I can really relate to that hun. I'm married now and did take his surname, and changed LO's surname too.

The IL's dont know we are married (long story) but they've just found out LO's name has changed. It makes me fizz thinking they must think im an outsider.

I need to remind myself it will probably piss them off if they find my surname is same as theirs now and theres nothing they can do..... :rofl: all in good time :haha:


----------



## princessellie

haha yeh thats true x


----------



## AP

Yeah, just think how miffed they will be that if you take their name theres sod all they can do about it lol


----------



## princessellie

lmao, see its a good point but then its like, im taking his name to piss them off, not cos i want to, iyswim? x


----------



## Midnight_Fairy

why not have both? I am?


----------



## Jin

I'm so glad I don't have to think about this.
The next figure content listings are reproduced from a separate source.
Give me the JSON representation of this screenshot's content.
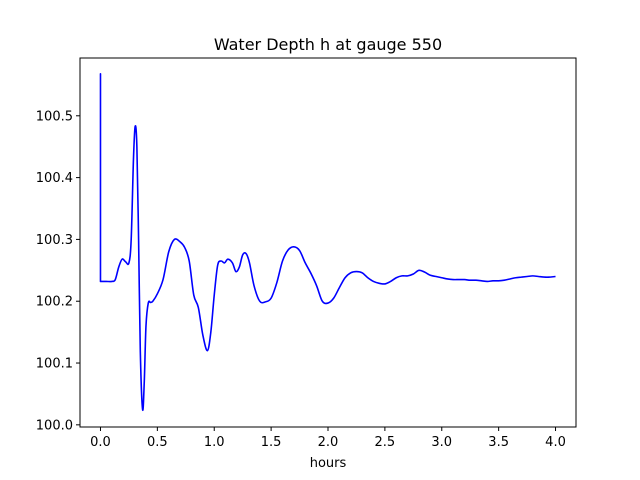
{
  "chart_data": {
    "type": "line",
    "title": "Water Depth h at gauge 550",
    "xlabel": "hours",
    "ylabel": "",
    "xlim": [
      -0.18,
      4.18
    ],
    "ylim": [
      99.9965,
      100.5935
    ],
    "grid": false,
    "x_ticks": [
      {
        "value": 0.0,
        "label": "0.0"
      },
      {
        "value": 0.5,
        "label": "0.5"
      },
      {
        "value": 1.0,
        "label": "1.0"
      },
      {
        "value": 1.5,
        "label": "1.5"
      },
      {
        "value": 2.0,
        "label": "2.0"
      },
      {
        "value": 2.5,
        "label": "2.5"
      },
      {
        "value": 3.0,
        "label": "3.0"
      },
      {
        "value": 3.5,
        "label": "3.5"
      },
      {
        "value": 4.0,
        "label": "4.0"
      }
    ],
    "y_ticks": [
      {
        "value": 100.0,
        "label": "100.0"
      },
      {
        "value": 100.1,
        "label": "100.1"
      },
      {
        "value": 100.2,
        "label": "100.2"
      },
      {
        "value": 100.3,
        "label": "100.3"
      },
      {
        "value": 100.4,
        "label": "100.4"
      },
      {
        "value": 100.5,
        "label": "100.5"
      }
    ],
    "series": [
      {
        "color": "#0000ff",
        "x": [
          0.0,
          0.0,
          0.0,
          0.05,
          0.1,
          0.13,
          0.16,
          0.19,
          0.22,
          0.25,
          0.27,
          0.29,
          0.305,
          0.32,
          0.335,
          0.35,
          0.37,
          0.385,
          0.4,
          0.42,
          0.44,
          0.46,
          0.5,
          0.55,
          0.6,
          0.65,
          0.7,
          0.74,
          0.78,
          0.82,
          0.86,
          0.9,
          0.94,
          0.97,
          1.0,
          1.03,
          1.06,
          1.09,
          1.12,
          1.16,
          1.19,
          1.22,
          1.25,
          1.28,
          1.31,
          1.35,
          1.4,
          1.45,
          1.5,
          1.55,
          1.6,
          1.65,
          1.7,
          1.75,
          1.8,
          1.85,
          1.9,
          1.95,
          2.0,
          2.05,
          2.1,
          2.15,
          2.2,
          2.25,
          2.3,
          2.35,
          2.4,
          2.45,
          2.5,
          2.55,
          2.6,
          2.65,
          2.7,
          2.75,
          2.8,
          2.85,
          2.9,
          2.95,
          3.0,
          3.05,
          3.1,
          3.15,
          3.2,
          3.25,
          3.3,
          3.35,
          3.4,
          3.45,
          3.5,
          3.55,
          3.6,
          3.65,
          3.7,
          3.75,
          3.8,
          3.85,
          3.9,
          3.95,
          4.0
        ],
        "y": [
          100.232,
          100.568,
          100.232,
          100.232,
          100.232,
          100.235,
          100.255,
          100.268,
          100.264,
          100.262,
          100.3,
          100.43,
          100.483,
          100.45,
          100.3,
          100.12,
          100.025,
          100.07,
          100.16,
          100.197,
          100.198,
          100.2,
          100.212,
          100.235,
          100.28,
          100.3,
          100.296,
          100.287,
          100.265,
          100.21,
          100.19,
          100.145,
          100.12,
          100.15,
          100.21,
          100.258,
          100.265,
          100.262,
          100.268,
          100.262,
          100.248,
          100.255,
          100.275,
          100.277,
          100.262,
          100.225,
          100.2,
          100.199,
          100.205,
          100.23,
          100.265,
          100.283,
          100.288,
          100.282,
          100.262,
          100.245,
          100.225,
          100.2,
          100.197,
          100.205,
          100.222,
          100.238,
          100.246,
          100.248,
          100.246,
          100.238,
          100.232,
          100.229,
          100.228,
          100.232,
          100.238,
          100.241,
          100.241,
          100.244,
          100.25,
          100.247,
          100.242,
          100.24,
          100.238,
          100.236,
          100.235,
          100.235,
          100.235,
          100.234,
          100.234,
          100.233,
          100.232,
          100.233,
          100.233,
          100.234,
          100.236,
          100.238,
          100.239,
          100.24,
          100.241,
          100.24,
          100.239,
          100.239,
          100.24
        ]
      }
    ]
  }
}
H2b and I both have the same sir name :wacko: Completely coincidental LOL. There were a few raised eyebrows when we went to give notice :blush:


----------



## princessellie

haha thatd make life so much easier x


----------



## honeybee2

haha they raised eyebrows at our too because my OH is a teacher but im still at teacher training so im classed as a 'student'. Ye that was funny xx


----------



## princessellie

:rofl: i got housewife written on mine i think, she went trhough along list of what i could have, homemaker, mother etc lol x


----------